17.2 Types of water pollutants
17.2.1 Sediments and suspended solids
Sediments consist of fine particles of mostly inorganic material such as mud and silt washed into a stream as a result of land cultivation and construction. They may also arise from demolition and mining operations where these activities take place. The presence of solid particulate material suspended in the flowing water is the reason why many rivers look brown in colour, especially in the rainy season. The particles are called suspended solids while they are carried (suspended) in flowing water. When they settle to the bottom, they are called sediments.
Organic matter means anything that is derived from living organisms, i.e. all plants and animals. Inorganic matter has a mineral, rather than biological, origin meaning it comes from rocks and other non-living sources.
Large quantities of inorganic matter, in the form of suspended solids, may reduce light penetration into the water which can affect the growth of plants. Sediments may even suffocate organisms on the river bed. River water may also contain organic matter, such as human and animal wastes, which can deplete (reduce) the oxygen in the water if the river is slow-flowing (see Box 17.1). This can lead to anaerobic conditions which may create unsightly conditions and cause unpleasant odours.
Box 17.1 Oxygen in water
Many aquatic (water living) organisms depend on oxygen dissolved in the water to survive. Aquatic animals include fish, amphibians and many invertebrate species such as insect larvae, snails and worms. Their supply of oxygen in the water is maintained from atmospheric oxygen in the air above the water and from oxygen produced by green aquatic plants by the process of photosynthesis. Fast-flowing, turbulent water will be aerated (gain oxygen) more than still water because the boundary between air and water is more active.

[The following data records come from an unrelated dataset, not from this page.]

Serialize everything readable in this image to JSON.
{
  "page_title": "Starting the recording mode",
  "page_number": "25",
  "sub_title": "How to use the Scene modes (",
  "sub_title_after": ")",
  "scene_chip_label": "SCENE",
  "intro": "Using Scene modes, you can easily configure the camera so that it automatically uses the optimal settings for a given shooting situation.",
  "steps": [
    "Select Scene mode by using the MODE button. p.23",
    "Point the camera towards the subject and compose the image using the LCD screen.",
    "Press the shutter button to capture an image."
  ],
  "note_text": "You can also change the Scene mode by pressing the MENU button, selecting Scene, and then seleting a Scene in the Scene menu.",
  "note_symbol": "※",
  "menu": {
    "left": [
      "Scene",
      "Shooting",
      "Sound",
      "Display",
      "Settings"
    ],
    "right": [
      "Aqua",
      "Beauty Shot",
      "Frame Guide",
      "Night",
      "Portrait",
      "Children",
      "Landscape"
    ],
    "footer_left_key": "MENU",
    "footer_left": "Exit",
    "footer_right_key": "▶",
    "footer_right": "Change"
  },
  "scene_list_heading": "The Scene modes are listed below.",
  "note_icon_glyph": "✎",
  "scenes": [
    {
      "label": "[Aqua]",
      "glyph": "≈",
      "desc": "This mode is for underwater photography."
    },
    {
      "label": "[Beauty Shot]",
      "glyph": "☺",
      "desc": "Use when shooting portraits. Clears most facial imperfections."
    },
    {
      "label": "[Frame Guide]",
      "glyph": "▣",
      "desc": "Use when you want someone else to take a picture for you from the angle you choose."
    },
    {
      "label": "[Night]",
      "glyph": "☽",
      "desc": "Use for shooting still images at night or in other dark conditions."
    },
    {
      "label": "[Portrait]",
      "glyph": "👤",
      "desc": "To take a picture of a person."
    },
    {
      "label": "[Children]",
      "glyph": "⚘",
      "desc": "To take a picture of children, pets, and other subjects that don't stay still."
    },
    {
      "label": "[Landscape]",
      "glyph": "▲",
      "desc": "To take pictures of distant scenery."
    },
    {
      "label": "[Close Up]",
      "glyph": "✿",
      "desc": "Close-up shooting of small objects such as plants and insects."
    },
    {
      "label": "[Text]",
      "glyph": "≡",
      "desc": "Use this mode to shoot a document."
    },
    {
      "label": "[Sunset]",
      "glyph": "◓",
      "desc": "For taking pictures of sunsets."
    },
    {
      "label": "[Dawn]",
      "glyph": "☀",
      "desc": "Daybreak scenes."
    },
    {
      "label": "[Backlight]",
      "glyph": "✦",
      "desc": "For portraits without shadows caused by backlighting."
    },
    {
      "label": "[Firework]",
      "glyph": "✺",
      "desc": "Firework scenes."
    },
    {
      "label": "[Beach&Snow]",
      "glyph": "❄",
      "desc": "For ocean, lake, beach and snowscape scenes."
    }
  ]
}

If organic pollutants such as human and animal wastes are released into a water body, bacteria will use the waste as food and break it down into simpler, less harmful substances. As they do this, the bacteria will use up the dissolved oxygen from the water. This is called deoxygenation. If the quantity of organic pollution is high, then all the oxygen from the water may be used up leading to anaerobic (without oxygen) conditions. This is unlikely in a river where the water is moving but can happen in lakes or slow-flowing channels.
Inorganic solids, such as mud and silt, do not have this effect because they are inert (stable and inactive) and cannot be used as food by bacteria.